Perciò l’idea di una «tortura democratica» – cui si riferisce l’avvocato statunitense Alan Dershowitz, ammettendone la legittimazione mediante «regolamentazione» – non può che rappresentare un ossimoro.

Ed è anche per questo che, se il nostro ordinamento riuscirà, come speriamo, ad assolvere agli obblighi internazionali (e costituzionali) cui è inadempiente da troppi anni, dovrà farlo qualificando la tortura come reato proprio: commesso cioè da chi lo stato democratico dovrebbe rappresentare, non tradire.

Quanto finora emerso dalla commissione Giustizia del senato va in una direzione diversa, qualificando la tortura come reato comune. Si tratta, a nostro avviso, di un errore. Qualora si ritenga che il nostro ordinamento non contempli efficacemente comportamenti qualificabili come tortura, commessi da privati nei confronti di altri cittadini, si devono individuare forme adeguate di proibizione e di punizione.

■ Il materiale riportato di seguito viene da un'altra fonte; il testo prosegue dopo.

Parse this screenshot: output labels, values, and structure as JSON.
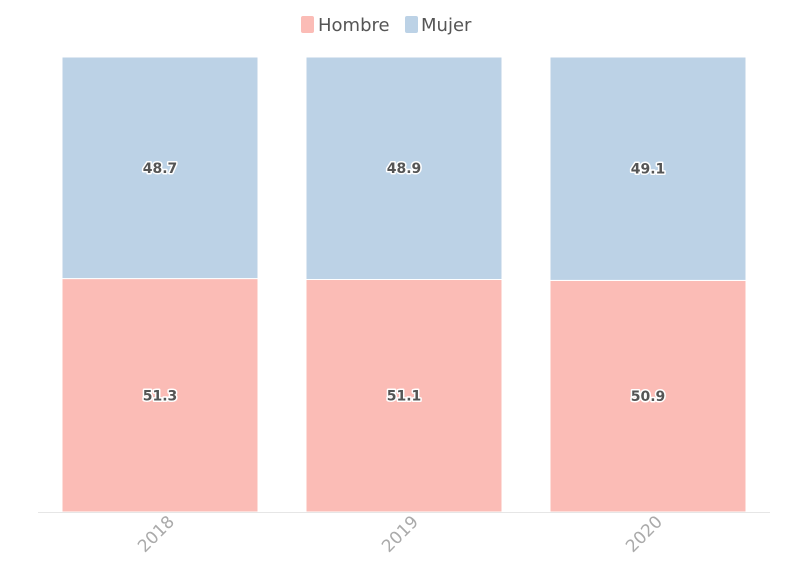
{
  "chart_data": {
    "type": "bar",
    "stacked": true,
    "categories": [
      "2018",
      "2019",
      "2020"
    ],
    "series": [
      {
        "name": "Hombre",
        "values": [
          51.3,
          51.1,
          50.9
        ],
        "color": "#fbbcb6"
      },
      {
        "name": "Mujer",
        "values": [
          48.7,
          48.9,
          49.1
        ],
        "color": "#bcd2e6"
      }
    ],
    "data_labels": {
      "Hombre": [
        "51.3",
        "51.1",
        "50.9"
      ],
      "Mujer": [
        "48.7",
        "48.9",
        "49.1"
      ]
    },
    "ylim": [
      0,
      100
    ],
    "grid": false,
    "legend": "top-center",
    "x_tick_rotation": -45,
    "label_color": "#555555",
    "tick_color": "#aaaaaa",
    "axis_color": "#e6e6e6"
  }
}
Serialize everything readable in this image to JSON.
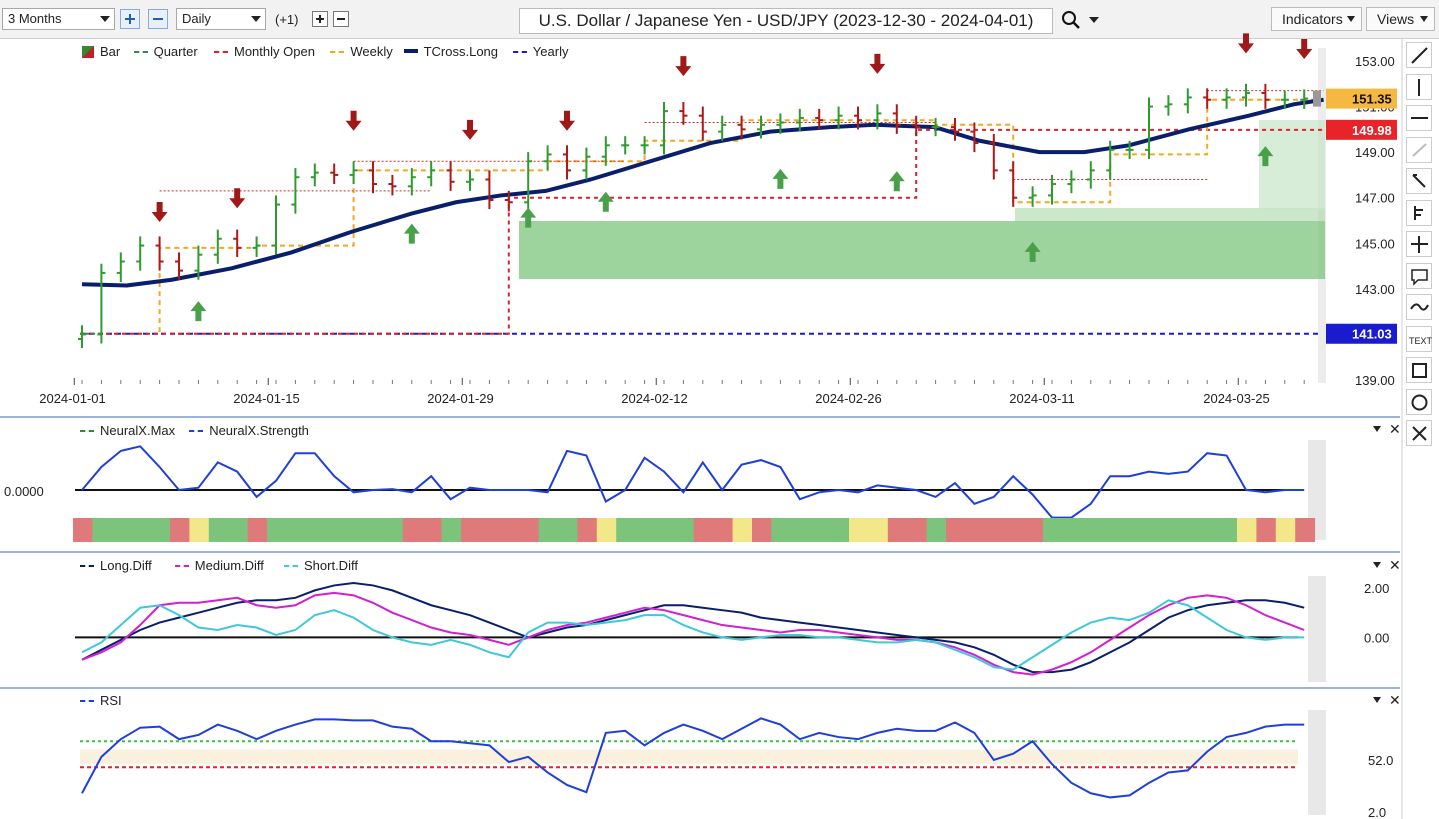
{
  "toolbar": {
    "period": "3 Months",
    "interval": "Daily",
    "offset": "(+1)",
    "title": "U.S. Dollar / Japanese Yen - USD/JPY (2023-12-30 - 2024-04-01)",
    "indicators_label": "Indicators",
    "views_label": "Views"
  },
  "main_chart": {
    "legend": [
      {
        "label": "Bar",
        "color": "#2e8b2e",
        "icon": "bar-swatch-icon"
      },
      {
        "label": "Quarter",
        "color": "#2e8b57",
        "style": "dotted"
      },
      {
        "label": "Monthly Open",
        "color": "#e0202a",
        "style": "dashed"
      },
      {
        "label": "Weekly",
        "color": "#f5a623",
        "style": "dashed"
      },
      {
        "label": "TCross.Long",
        "color": "#0a1f6b",
        "style": "solid"
      },
      {
        "label": "Yearly",
        "color": "#1a1acf",
        "style": "dashed"
      }
    ],
    "price_ticks": [
      "153.00",
      "151.00",
      "149.00",
      "147.00",
      "145.00",
      "143.00",
      "141.00",
      "139.00"
    ],
    "date_ticks": [
      "2024-01-01",
      "2024-01-15",
      "2024-01-29",
      "2024-02-12",
      "2024-02-26",
      "2024-03-11",
      "2024-03-25"
    ],
    "badges": [
      {
        "value": "151.35",
        "color": "#f5b840"
      },
      {
        "value": "149.98",
        "color": "#e8232a"
      },
      {
        "value": "141.03",
        "color": "#1a1acf"
      }
    ]
  },
  "neural_panel": {
    "legend": [
      {
        "label": "NeuralX.Max",
        "color": "#2e8b2e"
      },
      {
        "label": "NeuralX.Strength",
        "color": "#1f3fd8"
      }
    ],
    "axis_value": "0.0000"
  },
  "diff_panel": {
    "legend": [
      {
        "label": "Long.Diff",
        "color": "#0a1f6b"
      },
      {
        "label": "Medium.Diff",
        "color": "#d020d0"
      },
      {
        "label": "Short.Diff",
        "color": "#40c8d8"
      }
    ],
    "ticks": [
      "2.00",
      "0.00"
    ]
  },
  "rsi_panel": {
    "legend": [
      {
        "label": "RSI",
        "color": "#1f3fd8"
      }
    ],
    "ticks": [
      "52.0",
      "2.0"
    ]
  },
  "right_tools": [
    "line-tool-icon",
    "vertical-line-icon",
    "horizontal-line-icon",
    "ray-icon",
    "pen-icon",
    "fork-icon",
    "crosshair-icon",
    "comment-icon",
    "curve-icon",
    "text-icon",
    "rectangle-icon",
    "circle-icon",
    "close-icon"
  ],
  "chart_data": [
    {
      "type": "candlestick",
      "title": "U.S. Dollar / Japanese Yen - USD/JPY (2023-12-30 - 2024-04-01)",
      "x": [
        "2024-01-02",
        "2024-01-03",
        "2024-01-04",
        "2024-01-05",
        "2024-01-08",
        "2024-01-09",
        "2024-01-10",
        "2024-01-11",
        "2024-01-12",
        "2024-01-15",
        "2024-01-16",
        "2024-01-17",
        "2024-01-18",
        "2024-01-19",
        "2024-01-22",
        "2024-01-23",
        "2024-01-24",
        "2024-01-25",
        "2024-01-26",
        "2024-01-29",
        "2024-01-30",
        "2024-01-31",
        "2024-02-01",
        "2024-02-02",
        "2024-02-05",
        "2024-02-06",
        "2024-02-07",
        "2024-02-08",
        "2024-02-09",
        "2024-02-12",
        "2024-02-13",
        "2024-02-14",
        "2024-02-15",
        "2024-02-16",
        "2024-02-19",
        "2024-02-20",
        "2024-02-21",
        "2024-02-22",
        "2024-02-23",
        "2024-02-26",
        "2024-02-27",
        "2024-02-28",
        "2024-02-29",
        "2024-03-01",
        "2024-03-04",
        "2024-03-05",
        "2024-03-06",
        "2024-03-07",
        "2024-03-08",
        "2024-03-11",
        "2024-03-12",
        "2024-03-13",
        "2024-03-14",
        "2024-03-15",
        "2024-03-18",
        "2024-03-19",
        "2024-03-20",
        "2024-03-21",
        "2024-03-22",
        "2024-03-25",
        "2024-03-26",
        "2024-03-27",
        "2024-03-28",
        "2024-03-29"
      ],
      "price_axis": {
        "min": 139.0,
        "max": 153.0
      },
      "lines": {
        "Yearly": 141.03,
        "Monthly Open": 149.98,
        "last_price": 151.35
      },
      "tcross_long": [
        [
          0,
          143.2
        ],
        [
          3,
          143.15
        ],
        [
          6,
          143.4
        ],
        [
          10,
          143.9
        ],
        [
          14,
          144.6
        ],
        [
          18,
          145.5
        ],
        [
          22,
          146.3
        ],
        [
          25,
          146.8
        ],
        [
          28,
          147.1
        ],
        [
          31,
          147.3
        ],
        [
          34,
          147.8
        ],
        [
          38,
          148.6
        ],
        [
          42,
          149.4
        ],
        [
          46,
          149.9
        ],
        [
          50,
          150.1
        ],
        [
          53,
          150.2
        ],
        [
          57,
          150.1
        ],
        [
          60,
          149.5
        ],
        [
          64,
          149.0
        ],
        [
          67,
          149.0
        ],
        [
          70,
          149.3
        ],
        [
          74,
          150.0
        ],
        [
          78,
          150.6
        ],
        [
          81,
          151.1
        ],
        [
          83,
          151.3
        ]
      ],
      "closes": [
        141.0,
        143.7,
        144.2,
        144.9,
        144.2,
        143.8,
        144.5,
        145.2,
        144.8,
        144.9,
        146.7,
        147.9,
        148.1,
        148.0,
        148.2,
        147.6,
        147.5,
        147.9,
        148.2,
        147.7,
        147.8,
        146.9,
        146.8,
        148.6,
        148.9,
        148.2,
        148.8,
        149.3,
        149.3,
        149.3,
        150.8,
        150.6,
        149.9,
        150.2,
        150.0,
        150.2,
        150.3,
        150.5,
        150.4,
        150.6,
        150.4,
        150.7,
        150.2,
        150.1,
        150.1,
        149.9,
        149.4,
        148.2,
        147.0,
        147.1,
        147.6,
        147.8,
        148.2,
        149.1,
        149.1,
        151.0,
        151.1,
        151.4,
        151.3,
        151.4,
        151.6,
        151.3,
        151.3,
        151.35
      ]
    },
    {
      "type": "line",
      "series": [
        {
          "name": "NeuralX.Strength"
        }
      ],
      "ylim": [
        -1,
        1
      ],
      "values": [
        0.0,
        0.5,
        0.85,
        0.95,
        0.5,
        0.0,
        0.05,
        0.6,
        0.4,
        -0.15,
        0.2,
        0.8,
        0.8,
        0.3,
        -0.05,
        0.0,
        0.02,
        -0.05,
        0.3,
        -0.2,
        0.05,
        0.0,
        0.0,
        0.0,
        -0.05,
        0.85,
        0.75,
        -0.25,
        0.0,
        0.7,
        0.4,
        -0.05,
        0.6,
        0.0,
        0.55,
        0.65,
        0.5,
        -0.2,
        -0.05,
        0.0,
        -0.05,
        0.1,
        0.05,
        0.0,
        -0.15,
        0.15,
        -0.3,
        -0.15,
        0.3,
        -0.1,
        -0.6,
        -0.6,
        -0.3,
        0.3,
        0.3,
        0.4,
        0.35,
        0.4,
        0.8,
        0.75,
        0.0,
        -0.05,
        0.0,
        0.0
      ]
    },
    {
      "type": "line",
      "series": [
        {
          "name": "Long.Diff"
        },
        {
          "name": "Medium.Diff"
        },
        {
          "name": "Short.Diff"
        }
      ],
      "ylim": [
        -1.8,
        2.4
      ]
    },
    {
      "type": "line",
      "series": [
        {
          "name": "RSI"
        }
      ],
      "ylim": [
        2,
        100
      ]
    }
  ]
}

E ciò anche nel caso che, a commettere quelle violenze, siano gli affiliati a organizzazioni criminali che si arroghino un illegittimo potere di perseguire cittadini inermi: non sarà certo il Parlamento repubblicano a parificare poteri e responsabilità delle pubbliche autorità con quelli delle organizzazioni criminali.

Per tutti questi motivi, speriamo che il testo che sarà approvato dalla commissione prima e dall’aula del senato, poi, qualifichi espressamente il reato di tortura come reato proprio dei pubblici ufficiali e di chi eserciti pubbliche funzioni.